Werte wie Freiheit, Leben, Individualität, Humanität, Toleranz und berechtigte Vielfalt seien "keine Selbstverständlichkeiten, sondern ein je neu zu erringendes Gut", so der Generalvikar weiter. In Erinnerung an die Geschichte müssten alle Formen totalitärer Vereinnahmungen von Anfang an abgewehrt und problematische Tendenzen frühzeitig erkannt, benannt und aufgedeckt werden. Dies verwirkliche die Katholische Jugend mit dem Erinnern an die Namen der Geschundenen. Die Jugendlichen "entziehen die Opfer dieses Lagers der Vernichtung durch das Vergessen, ermöglichen durch das nachdenkliche Zusammenkommen an diesem Ort das Wachhalten von Geschichte und Geschichten, von individuellen Schicksalen und vielfältigen Biografien - und legen so den Weg für eine gute, richtungsweisende Zukunft", lobte Lederhilger.
Als Vertreterin des Landes Oberösterreich rief Landtagsabgeordnete Regina Aspalter (VP) in einem Grußwort dazu auf, "aus der Erinnerung lebendige Zukunft werden zu lassen". Die Geschichte verblasse allzu schnell, wenn sie nicht selbst erlebt worden sei. Da auch kaum noch Zeitzeugen der NS-Gräuel zur Verfügung stünden, würden Formen der Vermittlung der Geschehnisse für künftige Generationen immer wichtiger. An der Verpflichtung "nie wieder!" gelte es festzuhalten. "Niemals wieder Menschen vernichten, niemals wieder Vielfalt vernichten", so Aspalter.
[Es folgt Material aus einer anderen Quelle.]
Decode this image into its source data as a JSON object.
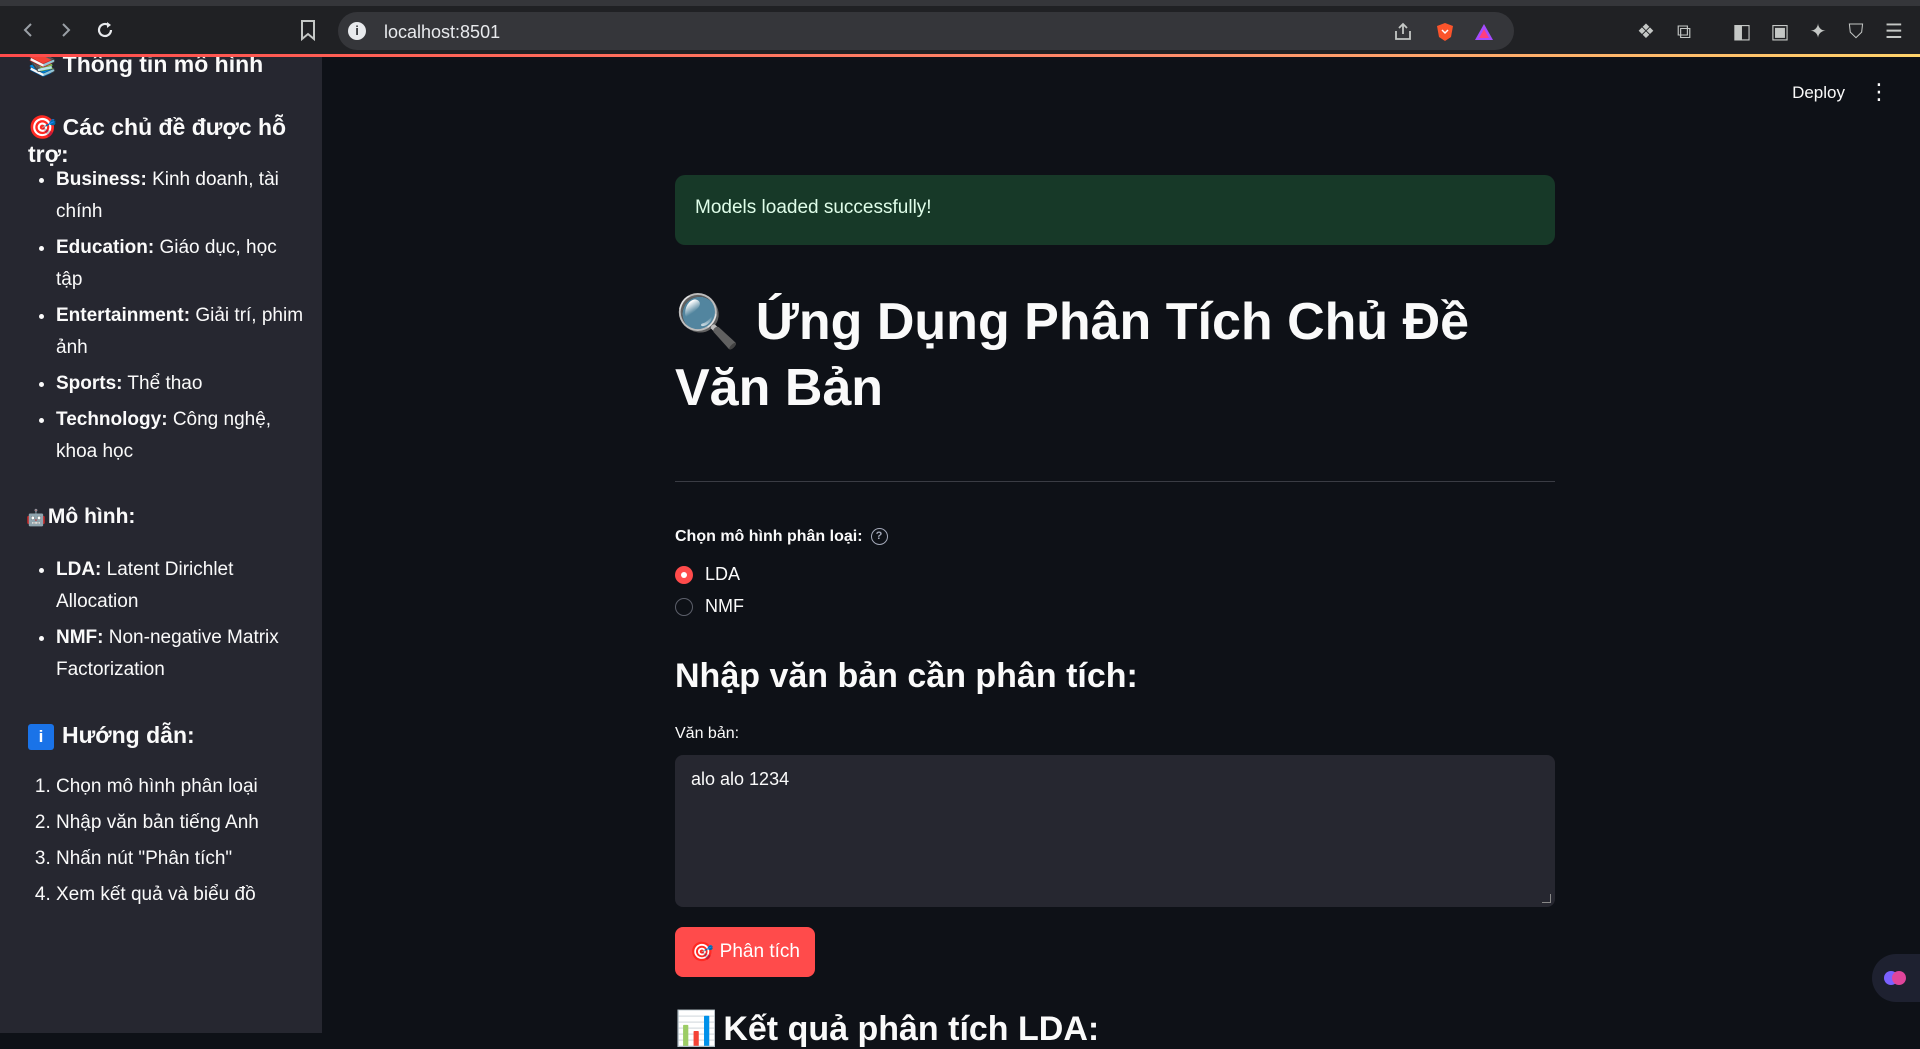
{
  "browser": {
    "url": "localhost:8501",
    "back_icon": "chevron-left-icon",
    "forward_icon": "chevron-right-icon",
    "reload_icon": "reload-icon"
  },
  "sidebar": {
    "model_info_heading": "Thông tin mô hình",
    "topics_heading": "Các chủ đề được hỗ trợ:",
    "topics": [
      {
        "name": "Business:",
        "desc": " Kinh doanh, tài chính"
      },
      {
        "name": "Education:",
        "desc": " Giáo dục, học tập"
      },
      {
        "name": "Entertainment:",
        "desc": " Giải trí, phim ảnh"
      },
      {
        "name": "Sports:",
        "desc": " Thể thao"
      },
      {
        "name": "Technology:",
        "desc": " Công nghệ, khoa học"
      }
    ],
    "models_heading": "Mô hình:",
    "models": [
      {
        "name": "LDA:",
        "desc": " Latent Dirichlet Allocation"
      },
      {
        "name": "NMF:",
        "desc": " Non-negative Matrix Factorization"
      }
    ],
    "guide_heading": "Hướng dẫn:",
    "guide_steps": [
      "Chọn mô hình phân loại",
      "Nhập văn bản tiếng Anh",
      "Nhấn nút \"Phân tích\"",
      "Xem kết quả và biểu đồ"
    ]
  },
  "header": {
    "deploy_label": "Deploy",
    "menu_icon": "kebab-menu-icon"
  },
  "main": {
    "success_message": "Models loaded successfully!",
    "title": "Ứng Dụng Phân Tích Chủ Đề Văn Bản",
    "model_select_label": "Chọn mô hình phân loại:",
    "model_options": [
      "LDA",
      "NMF"
    ],
    "model_selected": "LDA",
    "input_heading": "Nhập văn bản cần phân tích:",
    "textarea_label": "Văn bản:",
    "textarea_value": "alo alo 1234",
    "analyze_button": "Phân tích",
    "result_heading": "Kết quả phân tích LDA:"
  }
}
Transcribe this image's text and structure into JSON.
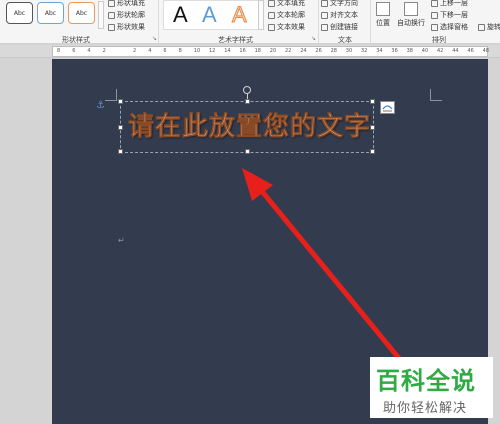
{
  "ribbon": {
    "shape_styles": {
      "swatches": [
        "Abc",
        "Abc",
        "Abc"
      ],
      "fill": "形状填充",
      "outline": "形状轮廓",
      "effects": "形状效果",
      "group_label": "形状样式"
    },
    "wordart_styles": {
      "samples": [
        "A",
        "A",
        "A"
      ],
      "fill": "文本填充",
      "outline": "文本轮廓",
      "effects": "文本效果",
      "group_label": "艺术字样式"
    },
    "text": {
      "direction": "文字方向",
      "align": "对齐文本",
      "link": "创建链接",
      "group_label": "文本"
    },
    "arrange": {
      "position": "位置",
      "wrap": "自动换行",
      "bring_forward": "上移一层",
      "send_backward": "下移一层",
      "selection_pane": "选择窗格",
      "rotate": "旋转",
      "group_label": "排列"
    }
  },
  "ruler": {
    "ticks": [
      "8",
      "6",
      "4",
      "2",
      "",
      "2",
      "4",
      "6",
      "8",
      "10",
      "12",
      "14",
      "16",
      "18",
      "20",
      "22",
      "24",
      "26",
      "28",
      "30",
      "32",
      "34",
      "36",
      "38",
      "40",
      "42",
      "44",
      "46",
      "48"
    ]
  },
  "document": {
    "textbox_text": "请在此放置您的文字",
    "paragraph_mark": "↵"
  },
  "watermark": {
    "title": "百科全说",
    "subtitle": "助你轻松解决"
  },
  "colors": {
    "page_bg": "#333c4e",
    "wordart_fill": "#f3b085",
    "arrow": "#e8201c",
    "watermark_green": "#2faa44"
  },
  "icons": {
    "anchor": "anchor-icon",
    "rotate": "rotate-handle-icon",
    "layout_options": "layout-options-icon"
  }
}
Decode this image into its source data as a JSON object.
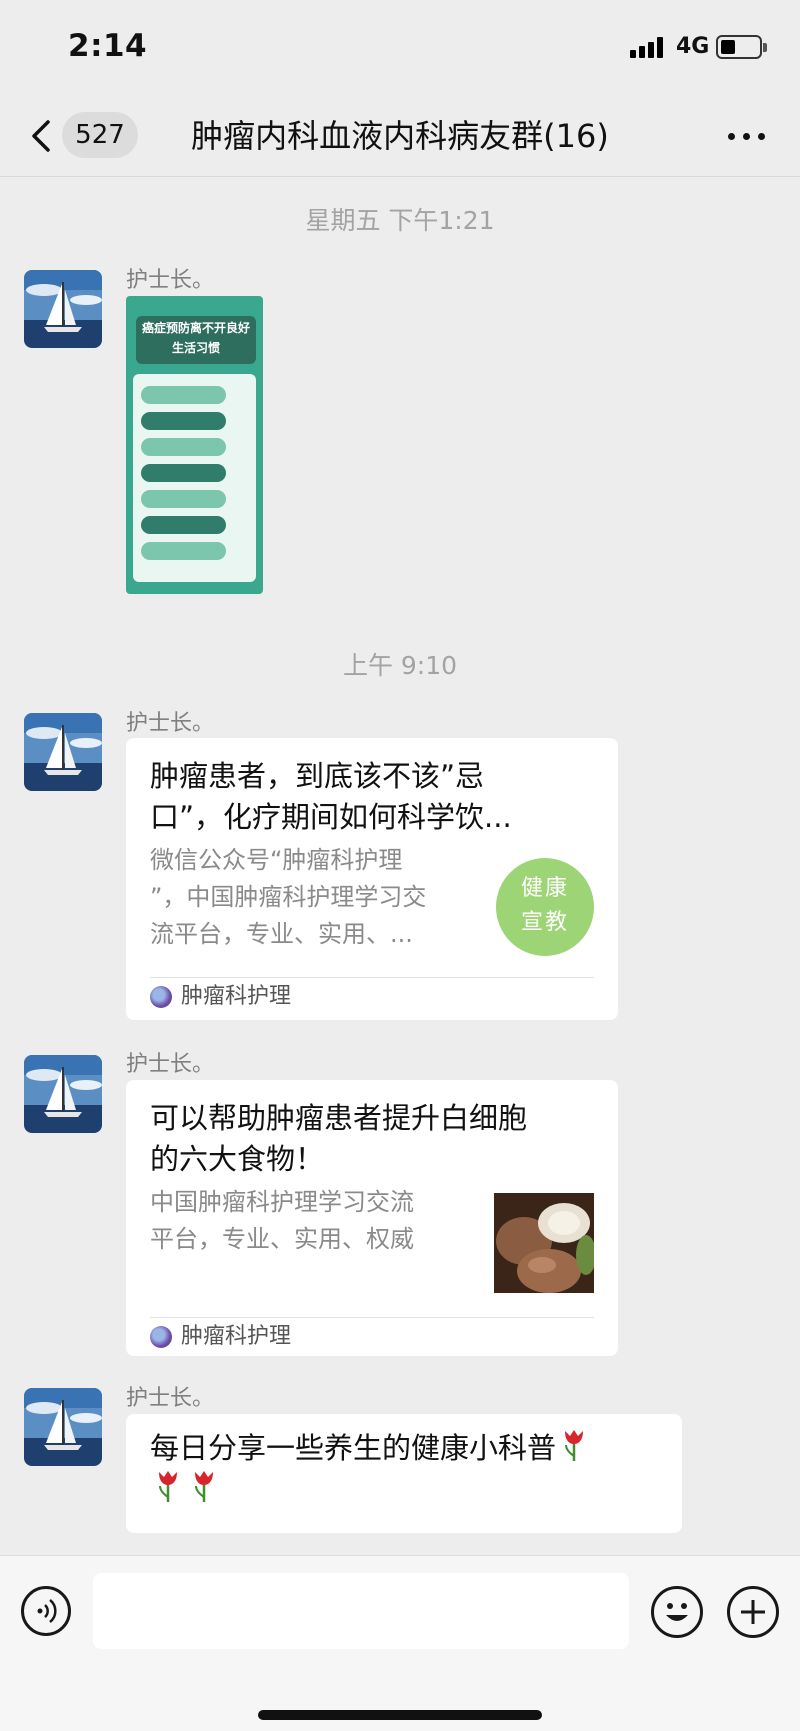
{
  "status_bar": {
    "time": "2:14",
    "network": "4G"
  },
  "nav": {
    "unread_count": "527",
    "title": "肿瘤内科血液内科病友群(16)"
  },
  "messages": [
    {
      "timestamp": "星期五 下午1:21",
      "sender": "护士长。",
      "type": "image",
      "poster_title": "癌症预防离不开良好生活习惯"
    },
    {
      "timestamp": "上午 9:10",
      "sender": "护士长。",
      "type": "link-card",
      "title": "肿瘤患者，到底该不该”忌口”，化疗期间如何科学饮...",
      "title_line1": "肿瘤患者，到底该不该”忌",
      "title_line2": "口”，化疗期间如何科学饮...",
      "desc_line1": "微信公众号“肿瘤科护理",
      "desc_line2": "”，中国肿瘤科护理学习交",
      "desc_line3": "流平台，专业、实用、...",
      "thumb_line1": "健康",
      "thumb_line2": "宣教",
      "source": "肿瘤科护理"
    },
    {
      "sender": "护士长。",
      "type": "link-card",
      "title_line1": "可以帮助肿瘤患者提升白细胞",
      "title_line2": "的六大食物！",
      "desc_line1": "中国肿瘤科护理学习交流",
      "desc_line2": "平台，专业、实用、权威",
      "source": "肿瘤科护理"
    },
    {
      "sender": "护士长。",
      "type": "text",
      "text": "每日分享一些养生的健康小科普",
      "emoji": "tulip"
    }
  ],
  "colors": {
    "background": "#ededed",
    "bubble": "#ffffff",
    "poster_green": "#3aa88e",
    "health_thumb": "#9dd475"
  },
  "icons": [
    "back-chevron-icon",
    "more-icon",
    "voice-icon",
    "emoji-icon",
    "plus-icon",
    "tulip-icon"
  ]
}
In Ternberg war von Mai 1942 bis September 1944 außerhalb des Ortes beim alten Pfarrhof ein KZ-Außenlager eingerichtet. Die Insassen - rund 400 ausschließlich republikanische Spanier aus dem KZ-Außenlager Vöcklabruck, von denen nur 14 namentlich bekannt sind - waren zum Bau des Kraftwerks Ternberg und zum Straßenbau eingesetzt und wurden anschließend ins KZ Mauthausen überstellt. Von dem KZ-Außenlager ist nur noch die Küchenbaracke vollständig erhalten, wo sich eine Gedenktafel und ein Mahnmal zur Erinnerung an die NS-Todesmärsche durch das Ennstal befindet. Der 2008 von der Katholischen Jugend eingerichtete Gedenkort befindet sich im Kellerbereich der Baracke.